Surprises

Just when I start to think, "I've got this.  Things are getting better." something surprises me and makes me re-think that budding confidence in my ability to cope.  Today it is three months since I said goodbye to KB.  Yes, I know that she died on January 9th but it was just minutes before midnight and I stayed until everyone else had gone home and I said goodbye one more time not because I needed to be alone but because I just couldn't let go.  It's still difficult.  This morning, when I woke up and realized that this was three months since I said goodbye, everything I was feeling that night returned and I wasn't prepared for the flood of emotion.  They did warn me about this in my grief support group but I still wasn't prepared.

I know that everyone at the hospital did their best to help us all through this and at the time I wasn't immediately aware of some of the things that the doctor had asked me and maybe I wasn't fully aware of everything until this morning.  As the doctor explained the lengths that they were going to to keep KB alive and that it was only a matter of time I didn't fully understand what he was asking of me when he said, "When you are ready let us know and we will move KB to palliative care."  I know what palliative care is but I didn't grasp what I was being asked to do immediately.  It wasn't until I was speaking with the organ transplant coordinator (KB was an organ donor) that it hit me.  What he was really saying was, "Let me know when you're ready to pull the plug."  It feels vulgar to even type those words but that's exactly the thought that came into my head when I realized what would happen when I told him it was time to move her to palliative care.  How could I make that decision?

At some point they told me that KB's blood pressure was dropping rapidly and it was only a matter of time, perhaps minutes.  One of the nurses told me quietly that it might be best if they move KB to palliative care now so that my last goodbye would not include so many IV lines and a respirator and beeping machines.  In my mind I agreed and I thought that our last memories would be better if KB didn't have the visage of a hollywood tragedy.  That's not what I wanted to remember nor did I want the kids to remember that.  The words didn't come out of my mouth soon enough.

KB passed away before I could tell them to move her to palliative care.  I regret my lack of strength to make that choice but I can't change it.  Somehow I feel that KB knew I couldn't make that decision and made sure I wouldn't have to do it... That's how the grieving mind justifies and rationalizes things... or maybe that is the truth.

One thing that I have come to understand from the helplessness that I felt from KB's death is that it's foolish for me to think that I have any idea about what happens beyond this life.  My ability to comprehend anything greater than what I can physically see, touch, taste, smell or hear is almost non-existent so how can I possibly be so bold to assume that my mind is only rationalizing thing to make me feel better.  Am I really that selfish?  Maybe so, the jury is still out on that one.  If KB was able to prevent me from having to make that decision she would have.  She would never allow me to be hurt if she could prevent it.  Telling myself that believing such a thing is just a trick of the mind diminishes the idea of the human soul and the ability that we all have to be more than what we appear to be.  Knowing that KB's soul had very few limits while she was alive, how could I possibly believe that she would be capable of less in death.

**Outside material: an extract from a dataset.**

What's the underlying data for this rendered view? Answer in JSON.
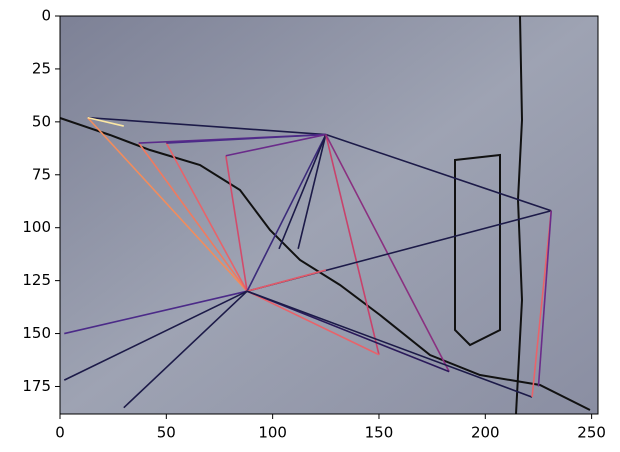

What I know today is that getting through the grief is going to take far longer than 3 months and I will have so many more surprise days like this ahead of me.  I have come to some reconciliation of a belief in rational, scientific based thinking and faith.  What I believe could cover several blog posts and would probably be hailed as the entertaining rantings of a lunatic... maybe some day... it suffices to say that in my heart I know that KB is ok now, she's happy and she remains with those she loved and we will recognize that if we're willing to see it.  I know that she misses all of her family and friends but loves us all no less today.  You can ask how I know and I will assure you that I can't possibly explain it nor do I believe that I have the ability to understand it.  I just feel it like I feel sadness, anger and happiness.

I am aware that this post will probably make very little sense to anyone but me.  I just kind of let the stream of consciousness flow out to the keyboard on this one so if you have questions I completely understand... so do I.

Comments

  1. I get it. And I feel it, too. Was thinking about you all day yesterday and today. Three months is just a drop in the bucket. You aren't alone.